Wednesday, April 23, 2008

Tattoo: Tatu

My friend and coworker Dana Resente, who turned me on to Flann O’Brien a few months back, has a tendency to leave notes in Irish for me and my other coworkers whenever she gets a chance. For the most part, the members of my department regard this practice as endearing, and although we never quite know how to respond to Dana’s missives, we smile appreciatively when we receive them and hope that they’re neither shot-through with insults nor full of vital information like your car is on fire or the dean wants your head on a platter (again). Now, however, with the help of Nuala Ni Chonchuir’s stirring book of poetry, Tattoo: Tatu (Arlen House, 2007), I can at least reply with a witty (if non-sequitur) riposte of my own in the Irish language.

To backtrack just a little bit, Chonchuir is an Irish poet whose work is both sensual and provocative. Her imagining of Virginia Woolf’s suicide in “Virginia’s Last Walk,” for example, leads the reader through the final moments of the writer’s life in minute, intimate detail (without, it should be noted, recourse to the rubber-nosed costumery that marks the same event in the film version of Michael Cunningham’s The Hours). Likewise, her treatment of Western body-image issues in a poem titled “Pandemic” toys playfully with the odd language we use to describe our relationships with food and each other: “Fun-size women/ bite each other’s backs,/ every flesh-inch/ tasted and tested/ against their own.”

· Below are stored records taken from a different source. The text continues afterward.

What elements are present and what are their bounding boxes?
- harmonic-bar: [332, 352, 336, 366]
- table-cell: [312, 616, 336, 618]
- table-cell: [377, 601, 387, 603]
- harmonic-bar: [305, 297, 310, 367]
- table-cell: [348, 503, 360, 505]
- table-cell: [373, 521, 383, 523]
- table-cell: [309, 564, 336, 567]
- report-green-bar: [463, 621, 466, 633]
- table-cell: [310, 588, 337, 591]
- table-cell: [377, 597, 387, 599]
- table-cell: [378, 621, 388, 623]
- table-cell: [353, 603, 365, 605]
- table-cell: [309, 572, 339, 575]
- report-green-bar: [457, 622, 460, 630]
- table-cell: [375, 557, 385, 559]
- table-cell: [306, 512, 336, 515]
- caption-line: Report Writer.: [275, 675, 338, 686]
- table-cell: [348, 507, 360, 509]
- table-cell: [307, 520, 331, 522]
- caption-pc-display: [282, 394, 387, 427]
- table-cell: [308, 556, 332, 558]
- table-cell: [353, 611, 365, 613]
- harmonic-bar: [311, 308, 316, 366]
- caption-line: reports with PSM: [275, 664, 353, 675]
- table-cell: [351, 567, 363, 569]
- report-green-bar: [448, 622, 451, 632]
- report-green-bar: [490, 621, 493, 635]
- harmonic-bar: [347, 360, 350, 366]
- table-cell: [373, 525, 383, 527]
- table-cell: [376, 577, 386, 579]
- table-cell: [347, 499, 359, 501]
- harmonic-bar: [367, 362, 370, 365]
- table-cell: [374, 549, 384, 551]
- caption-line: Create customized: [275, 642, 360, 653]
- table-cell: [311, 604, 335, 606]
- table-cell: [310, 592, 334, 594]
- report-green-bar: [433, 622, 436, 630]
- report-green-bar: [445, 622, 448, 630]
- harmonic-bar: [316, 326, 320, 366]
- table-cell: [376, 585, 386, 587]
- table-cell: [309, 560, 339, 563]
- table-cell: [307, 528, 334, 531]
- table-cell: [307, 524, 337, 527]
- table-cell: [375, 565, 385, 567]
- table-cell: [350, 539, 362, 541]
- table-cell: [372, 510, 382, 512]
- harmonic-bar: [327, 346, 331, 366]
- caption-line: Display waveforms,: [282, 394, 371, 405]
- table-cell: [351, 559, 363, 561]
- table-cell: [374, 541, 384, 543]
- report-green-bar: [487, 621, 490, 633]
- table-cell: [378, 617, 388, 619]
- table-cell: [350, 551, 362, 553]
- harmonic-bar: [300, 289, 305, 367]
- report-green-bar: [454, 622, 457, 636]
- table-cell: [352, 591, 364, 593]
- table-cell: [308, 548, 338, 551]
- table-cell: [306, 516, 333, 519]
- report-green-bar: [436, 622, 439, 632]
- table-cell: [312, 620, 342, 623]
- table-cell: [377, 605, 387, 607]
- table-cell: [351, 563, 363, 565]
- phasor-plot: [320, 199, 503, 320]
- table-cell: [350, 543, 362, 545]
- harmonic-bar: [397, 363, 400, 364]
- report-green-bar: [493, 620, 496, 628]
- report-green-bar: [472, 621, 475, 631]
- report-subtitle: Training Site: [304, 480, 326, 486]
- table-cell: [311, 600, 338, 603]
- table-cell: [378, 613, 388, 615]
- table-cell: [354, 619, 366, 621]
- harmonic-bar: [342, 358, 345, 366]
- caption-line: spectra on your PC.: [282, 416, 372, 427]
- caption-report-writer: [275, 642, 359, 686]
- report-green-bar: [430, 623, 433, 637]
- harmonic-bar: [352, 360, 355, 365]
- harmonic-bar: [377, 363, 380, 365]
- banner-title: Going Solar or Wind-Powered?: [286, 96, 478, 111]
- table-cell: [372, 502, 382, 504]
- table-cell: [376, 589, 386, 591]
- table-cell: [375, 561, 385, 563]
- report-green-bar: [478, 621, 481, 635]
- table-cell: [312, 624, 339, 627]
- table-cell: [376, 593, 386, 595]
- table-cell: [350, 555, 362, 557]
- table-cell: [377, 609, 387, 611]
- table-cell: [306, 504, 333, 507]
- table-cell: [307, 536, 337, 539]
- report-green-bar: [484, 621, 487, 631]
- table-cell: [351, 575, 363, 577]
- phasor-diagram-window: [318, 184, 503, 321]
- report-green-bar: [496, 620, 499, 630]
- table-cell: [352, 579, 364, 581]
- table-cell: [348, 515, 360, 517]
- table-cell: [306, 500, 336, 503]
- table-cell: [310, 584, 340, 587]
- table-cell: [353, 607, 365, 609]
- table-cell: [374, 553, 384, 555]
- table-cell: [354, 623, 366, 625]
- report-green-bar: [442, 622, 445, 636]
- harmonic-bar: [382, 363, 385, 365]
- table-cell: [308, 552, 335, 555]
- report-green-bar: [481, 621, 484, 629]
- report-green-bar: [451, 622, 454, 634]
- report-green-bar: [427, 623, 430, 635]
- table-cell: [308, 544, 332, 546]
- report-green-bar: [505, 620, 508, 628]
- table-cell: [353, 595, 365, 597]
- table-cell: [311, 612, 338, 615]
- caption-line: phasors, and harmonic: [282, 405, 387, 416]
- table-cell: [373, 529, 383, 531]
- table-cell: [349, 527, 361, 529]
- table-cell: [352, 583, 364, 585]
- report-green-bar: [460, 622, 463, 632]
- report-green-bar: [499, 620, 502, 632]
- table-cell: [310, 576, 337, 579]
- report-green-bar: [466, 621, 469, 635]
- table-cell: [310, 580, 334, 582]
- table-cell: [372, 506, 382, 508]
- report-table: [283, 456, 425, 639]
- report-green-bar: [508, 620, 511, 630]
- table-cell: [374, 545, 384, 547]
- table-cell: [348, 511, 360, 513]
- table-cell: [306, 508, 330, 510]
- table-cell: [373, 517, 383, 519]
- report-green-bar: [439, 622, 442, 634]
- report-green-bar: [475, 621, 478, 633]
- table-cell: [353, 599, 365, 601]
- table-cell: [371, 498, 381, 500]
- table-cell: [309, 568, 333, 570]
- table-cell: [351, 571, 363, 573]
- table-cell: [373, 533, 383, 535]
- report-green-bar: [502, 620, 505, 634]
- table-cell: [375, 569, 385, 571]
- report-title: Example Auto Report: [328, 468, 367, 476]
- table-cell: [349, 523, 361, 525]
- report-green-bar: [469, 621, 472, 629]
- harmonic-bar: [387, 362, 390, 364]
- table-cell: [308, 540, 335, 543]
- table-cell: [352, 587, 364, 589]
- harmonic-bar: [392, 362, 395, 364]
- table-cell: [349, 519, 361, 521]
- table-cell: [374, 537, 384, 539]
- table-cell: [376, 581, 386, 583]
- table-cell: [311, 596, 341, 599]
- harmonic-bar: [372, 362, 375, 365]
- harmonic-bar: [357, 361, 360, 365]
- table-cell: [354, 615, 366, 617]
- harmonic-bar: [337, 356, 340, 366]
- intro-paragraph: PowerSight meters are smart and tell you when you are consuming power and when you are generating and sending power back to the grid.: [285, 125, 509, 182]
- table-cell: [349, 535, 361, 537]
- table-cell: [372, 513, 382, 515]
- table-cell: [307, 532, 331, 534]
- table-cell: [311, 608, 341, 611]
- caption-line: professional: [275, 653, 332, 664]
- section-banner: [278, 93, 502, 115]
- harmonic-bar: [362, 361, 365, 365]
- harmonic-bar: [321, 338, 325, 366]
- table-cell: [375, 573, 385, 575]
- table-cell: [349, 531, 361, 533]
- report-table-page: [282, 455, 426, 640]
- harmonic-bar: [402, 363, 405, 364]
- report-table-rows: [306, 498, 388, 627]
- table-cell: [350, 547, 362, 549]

Yet while Chonchuir bares her soul and examines the world around her in visceral and challenging ways throughout the collection, what’s most fascinating about Tattoo: Tatu is perhaps the poet’s work as a translator. Professing a love for the Irish language throughout her introduction, Chonchuir juxtaposes many of the English-language versions of her poems with Irish-language versions of the same. And while I know absolutely nothing of the Irish language, simply seeing both versions of the poems side-by-side is an eye-opening tip-off to the vagaries of translation. What becomes clear in Chonchuir’s work as both a poet and a translator is that translation is never an exact science; rather, it is an art that speaks a language of its own. That is, in the gap between one language and the next, there is occasion, as in poetry and as none other than TS Eliot’s J. Alfred Prufrock might attest, for a hundred indecisions, a hundred visions and revisions, yet the translator, like the poet, must settle on only one.

Of course, there’s also a practical value to Tattoo: Tatu—at least for me. The next time Dana leaves a note in a foreign tongue on my office door, I can reply with a line or two from one of Chonchuir’s poems—something like “Ta me fuar i mo lui i lana daichead poll ionam stroichte o bhiorain!” (“I lie cold in a laneway, forty stab wounds pulled from needles!”).